So why do risk institutes and associations not publishing research or guidance on the topic?
It would probably be fair to say that the academic institutes are in fact publishing plenty of papers on cognitive biases each year. The problem is they seem to be the main channel for such reading, and academic theory doesn't usually translate so well into any type of practice or guidance.
Material decisions in the foreground of uncertainty is a driver of risk, we know this to be true, but the source of such decisions can sit across the aleatory aspects of uncertainty at one end of the spectrum or the stakeholder's perception of uncertainty at the other. When it is our perception that leads to unwanted outcomes, there is this sense that culpability now has an owner.
Douglas Hubbard puts it well in his book How to Measure Anything.
"It is a feature of the observer, not necessarily the thing being observed. When I observe the average weight of salmon in a river by sampling them, I'm not changing their weight, but I am changing my uncertainty about their weights" | Douglas Hubbard
Herein lies the paradox of intangible entanglement between reality and our perception of that, which in the short of it is going to be difficult to assess. However, there are a few acceptable methods out there trying to do just this, including The Black-Litterman Model and Quantitative Risk Scoring systems such as Random Forests, Principle Component Analysis and even Logistic Regression.

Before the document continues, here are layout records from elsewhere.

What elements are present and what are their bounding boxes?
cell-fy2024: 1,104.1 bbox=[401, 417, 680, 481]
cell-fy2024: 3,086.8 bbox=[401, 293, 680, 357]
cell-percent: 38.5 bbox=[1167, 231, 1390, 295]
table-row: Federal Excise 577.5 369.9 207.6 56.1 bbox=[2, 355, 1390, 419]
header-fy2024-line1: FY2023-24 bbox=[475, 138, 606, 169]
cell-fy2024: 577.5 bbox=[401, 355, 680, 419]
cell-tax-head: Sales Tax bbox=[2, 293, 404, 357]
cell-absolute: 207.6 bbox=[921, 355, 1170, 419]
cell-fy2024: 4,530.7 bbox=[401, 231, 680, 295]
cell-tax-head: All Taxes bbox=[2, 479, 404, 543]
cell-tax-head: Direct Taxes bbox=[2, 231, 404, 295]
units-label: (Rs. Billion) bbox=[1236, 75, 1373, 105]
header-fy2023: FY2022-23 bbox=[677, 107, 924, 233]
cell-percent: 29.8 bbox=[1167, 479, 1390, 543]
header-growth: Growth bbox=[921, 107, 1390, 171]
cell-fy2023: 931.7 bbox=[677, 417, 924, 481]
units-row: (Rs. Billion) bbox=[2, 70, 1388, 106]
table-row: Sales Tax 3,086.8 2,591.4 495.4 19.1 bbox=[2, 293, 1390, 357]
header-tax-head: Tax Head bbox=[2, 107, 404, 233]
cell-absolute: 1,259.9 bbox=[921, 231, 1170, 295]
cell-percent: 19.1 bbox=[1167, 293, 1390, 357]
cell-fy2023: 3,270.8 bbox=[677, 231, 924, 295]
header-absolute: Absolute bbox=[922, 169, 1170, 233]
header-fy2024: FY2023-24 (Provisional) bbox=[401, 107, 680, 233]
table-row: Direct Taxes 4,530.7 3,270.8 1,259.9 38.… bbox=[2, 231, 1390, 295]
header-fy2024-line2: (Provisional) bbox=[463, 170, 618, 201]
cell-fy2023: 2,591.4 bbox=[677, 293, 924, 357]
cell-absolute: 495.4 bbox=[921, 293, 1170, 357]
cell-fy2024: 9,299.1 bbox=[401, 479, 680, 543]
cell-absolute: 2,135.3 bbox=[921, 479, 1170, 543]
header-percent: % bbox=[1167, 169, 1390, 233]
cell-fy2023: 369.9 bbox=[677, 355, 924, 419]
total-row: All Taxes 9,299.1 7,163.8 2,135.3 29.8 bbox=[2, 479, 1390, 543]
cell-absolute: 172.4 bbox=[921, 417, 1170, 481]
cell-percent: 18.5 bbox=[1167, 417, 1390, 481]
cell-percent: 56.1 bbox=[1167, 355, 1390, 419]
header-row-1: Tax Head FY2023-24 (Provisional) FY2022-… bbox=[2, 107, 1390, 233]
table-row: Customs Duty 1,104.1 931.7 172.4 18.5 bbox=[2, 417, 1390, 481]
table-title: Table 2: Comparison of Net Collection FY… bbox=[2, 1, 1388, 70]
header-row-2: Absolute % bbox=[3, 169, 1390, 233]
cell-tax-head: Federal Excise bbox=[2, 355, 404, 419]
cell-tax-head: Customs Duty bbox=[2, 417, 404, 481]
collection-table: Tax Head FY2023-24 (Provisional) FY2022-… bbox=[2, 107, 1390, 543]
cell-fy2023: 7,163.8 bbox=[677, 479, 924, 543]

All these tools help make the perceptive boundary narrower if applied correctly. Perhaps a good place to start is to encourage risk managers to detect and fight Cognitive Biases by using diagnostic tools similar to Receiver Operating Characteristic and you can read more about this technique here [LINK].
It reads like the approach you suggest helps to measure the effect cognitive biases may have on the observer but not necessarily prevent them or reduce their impact at the time of making a decision?
Alexei, Yes you are correct. If set up correctly, Receiver Operating Characteristic can be used to measure 'the truth' (if there is such a thing) within a decision that is based on the premise in the foreground of uncertainty. It works by comparing the inherent level of risk before there is a decision, with the outcome [ dare we say residual :-) ] after it.
Does it prevent cognitive biases?
No that is not possible because the stakeholder needs the freedom to act otherwise they aren't a stakeholder but a slave in the system of uncertainty. We just track how good their choices are as a basis on the differential of uncertainty inline with the outcome of those decisions.
Other techniques which are popular to help stakeholders reduce cognitive biases include tracking error reports [LINK] With all the methods I have listed here and in the blog posting, the stakeholder has to make a mistake once to learn from it. After that, we track their cognitive biases overtime as they select additional choices.